The R example then lets each recorded birth event be a single birth, an identical-twin birth, or a fraternal-twin birth. Identical twins share sex, while fraternal twins are modeled as two independent Bernoulli draws.

Code
def simulate_girls_with_twins(rng, n_events=400):
    birth_type = rng.choice(
        ["fraternal twin", "identical twin", "single birth"],
        size=n_events,
        p=[1/125, 1/300, 1 - 1/125 - 1/300],
    )
    girls = np.empty(n_events, dtype=int)
    single = birth_type == "single birth"
    identical = birth_type == "identical twin"
    fraternal = birth_type == "fraternal twin"
    girls[single] = rng.binomial(1, 0.488, size=single.sum())
    girls[identical] = 2 * rng.binomial(1, 0.495, size=identical.sum())
    girls[fraternal] = rng.binomial(2, 0.495, size=fraternal.sum())
    return girls.sum(), pd.Series(birth_type).value_counts()

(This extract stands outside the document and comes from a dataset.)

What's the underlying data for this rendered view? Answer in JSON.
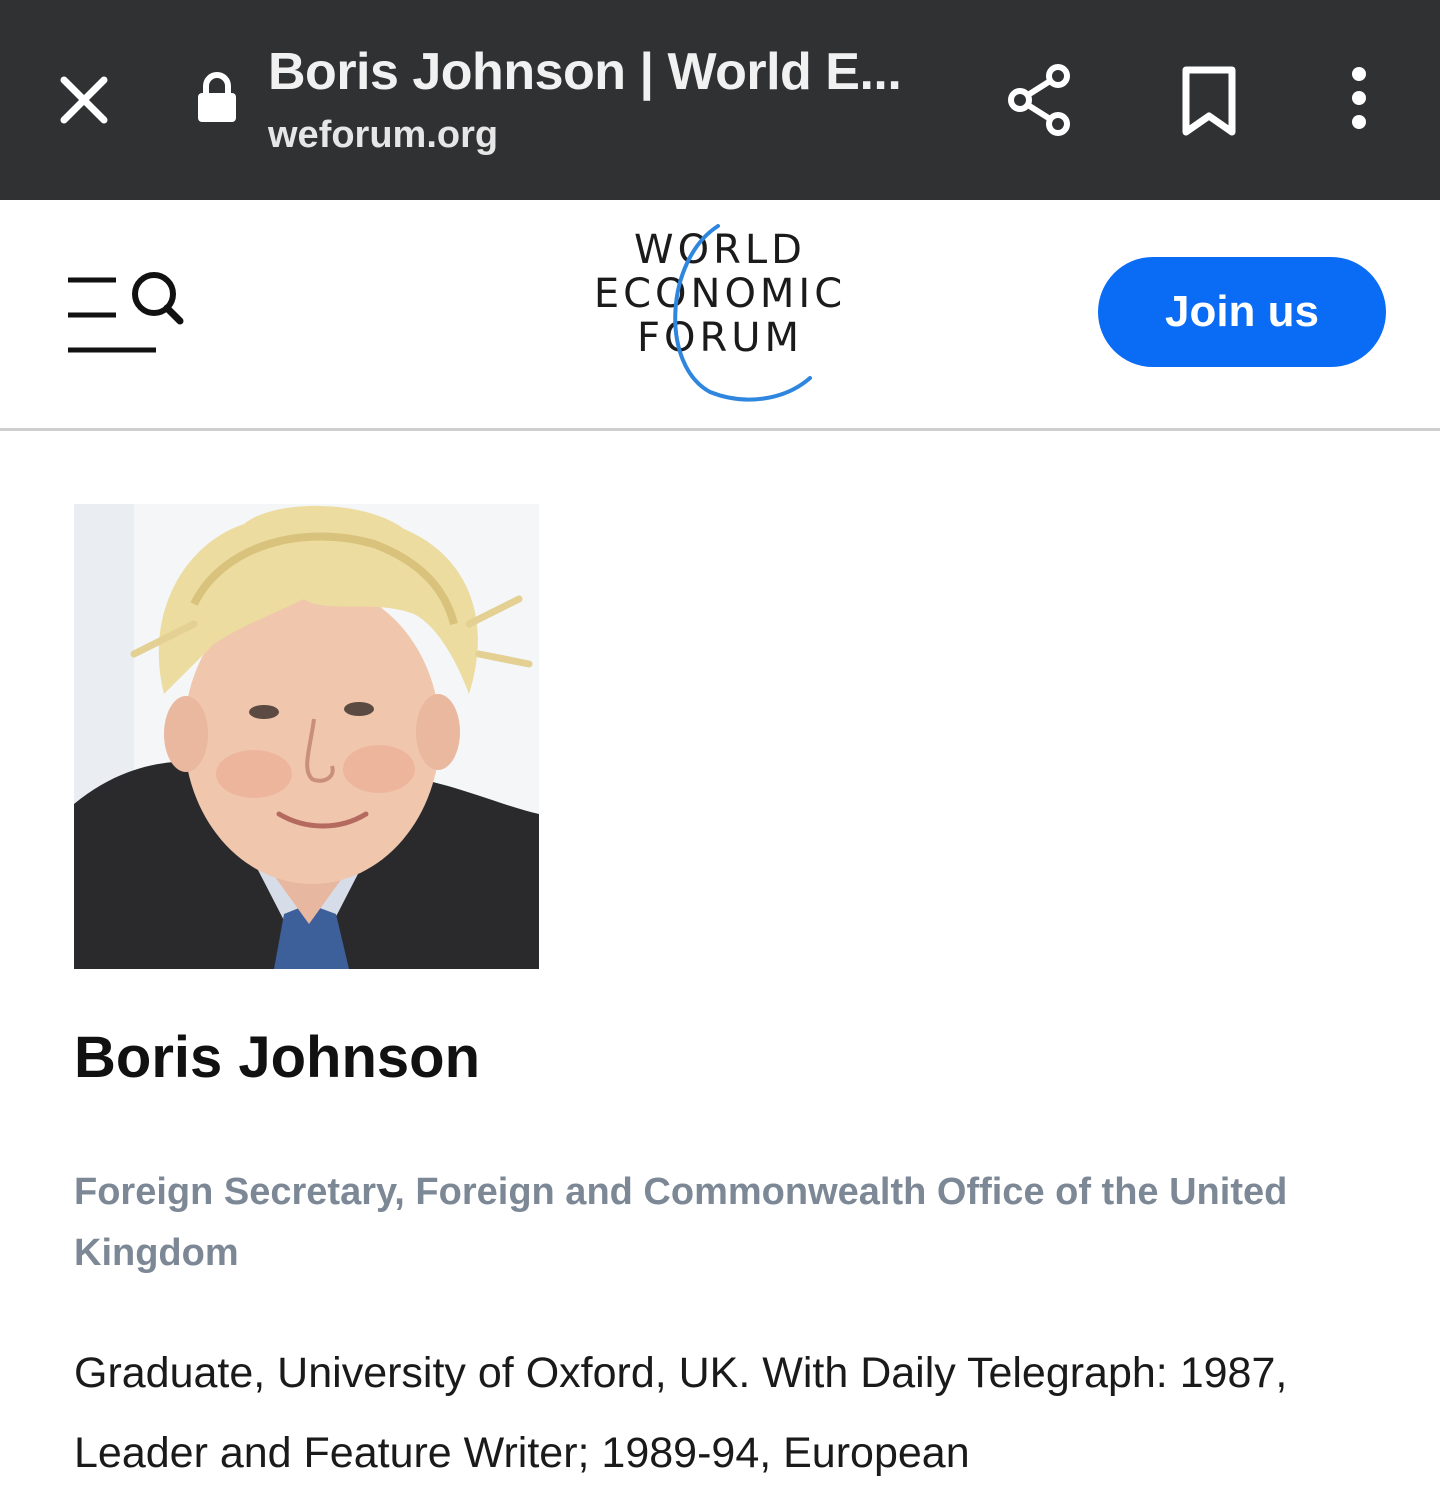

girls_once, type_counts = simulate_girls_with_twins(rng)
girls_once, type_counts
(np.int64(191),
 single birth      388
 fraternal twin      9
 identical twin      3
 Name: count, dtype: int64)
Code
girls_twins = np.array([simulate_girls_with_twins(rng)[0] for _ in range(n_sims)])

summary = pd.DataFrame({
    "simple binomial": pd.Series(girls_simple).describe(),
    "with twins": pd.Series(girls_twins).describe(),
})
summary
simple binomial with twins
count 1000.000000 1000.000000
mean 195.022000 197.913000
std 9.736031 9.834233
min 165.000000 168.000000
25% 189.000000 191.000000
50% 195.000000 198.000000
75% 202.000000 205.000000
max 227.000000 226.000000
Code
fig, ax = plt.subplots(figsize=(6, 3.5))
ax.hist(girls_twins, bins=np.arange(150, 251, 5), color="0.70", edgecolor="white")
ax.set_xlabel("girls among 400 birth events")
ax.set_ylabel("simulation count")
ax.set_title("Simulation with single and twin births")
Text(0.5, 1.0, 'Simulation with single and twin births')

Continuous and mixed discrete/continuous models

Code
y1 = rng.normal(3, 0.5, size=n_sims)
y2 = np.exp(y1)
y3 = rng.binomial(20, 0.6, size=n_sims)
y4 = rng.poisson(5, size=n_sims)
Code
fig, axs = plt.subplots(2, 2, figsize=(9, 6))
axs = axs.ravel()
axs[0].hist(y1, bins=np.arange(np.floor(y1.min()), np.ceil(y1.max()) + 0.2, 0.2), edgecolor="white")
axs[0].set_title("Normal(3, 0.5)")
axs[1].hist(y2, bins=np.arange(0, np.ceil(y2.max()) + 5, 5), edgecolor="white")
axs[1].set_title("exp(normal): lognormal")
axs[2].hist(y3, bins=np.arange(-0.5, 21.5, 1), edgecolor="white")
axs[2].set_title("Binomial(20, 0.6)")
axs[3].hist(y4, bins=np.arange(-0.5, y4.max() + 1.5, 1), edgecolor="white")
axs[3].set_title("Poisson(5)")
fig.tight_layout()

Heights sampled from a mixture distribution

Adult height is simulated by first drawing sex and then drawing height from the corresponding sex-specific normal distribution.

Code
def sample_adult_heights(rng, n):
    male = rng.binomial(1, 0.48, size=n).astype(bool)
    height = np.empty(n)
    height[male] = rng.normal(69.1, 2.9, size=male.sum())
    height[~male] = rng.normal(64.5, 2.7, size=(~male).sum())
    return height

sample_adult_heights(rng, 1)[0]
np.float64(66.14244539104533)
Code
N = 10
heights = sample_adult_heights(rng, N)
heights.mean()
np.float64(65.53642411360696)
Code
avg_height = np.array([sample_adult_heights(rng, N).mean() for _ in range(n_sims)])
max_height = np.array([sample_adult_heights(rng, N).max() for _ in range(n_sims)])

pd.DataFrame({"average height": avg_height, "maximum height": max_height}).describe(percentiles=[0.05, 0.5, 0.95])
average height maximum height
count 1000.000000 1000.000000
mean 66.681949 72.361921
std 1.134083 1.927259
min 62.650524 66.618626
5% 64.860539 69.454894
50% 66.659145 72.314885
95% 68.576982 75.670772
max 70.156175 80.132245
Code
fig, axs = plt.subplots(1, 2, figsize=(9, 3.5))
axs[0].hist(avg_height, bins=30, edgecolor="white")
axs[0].set_title("Average height of 10 adults")
axs[1].hist(max_height, bins=30, edgecolor="white")
axs[1].set_title("Maximum height among 10 adults")
for ax in axs:
    ax.set_xlabel("height (inches)")
    ax.set_ylabel("simulation count")
fig.tight_layout()

The maximum has a much more right-shifted distribution than the average, even though both are generated from the same underlying adult-height mixture.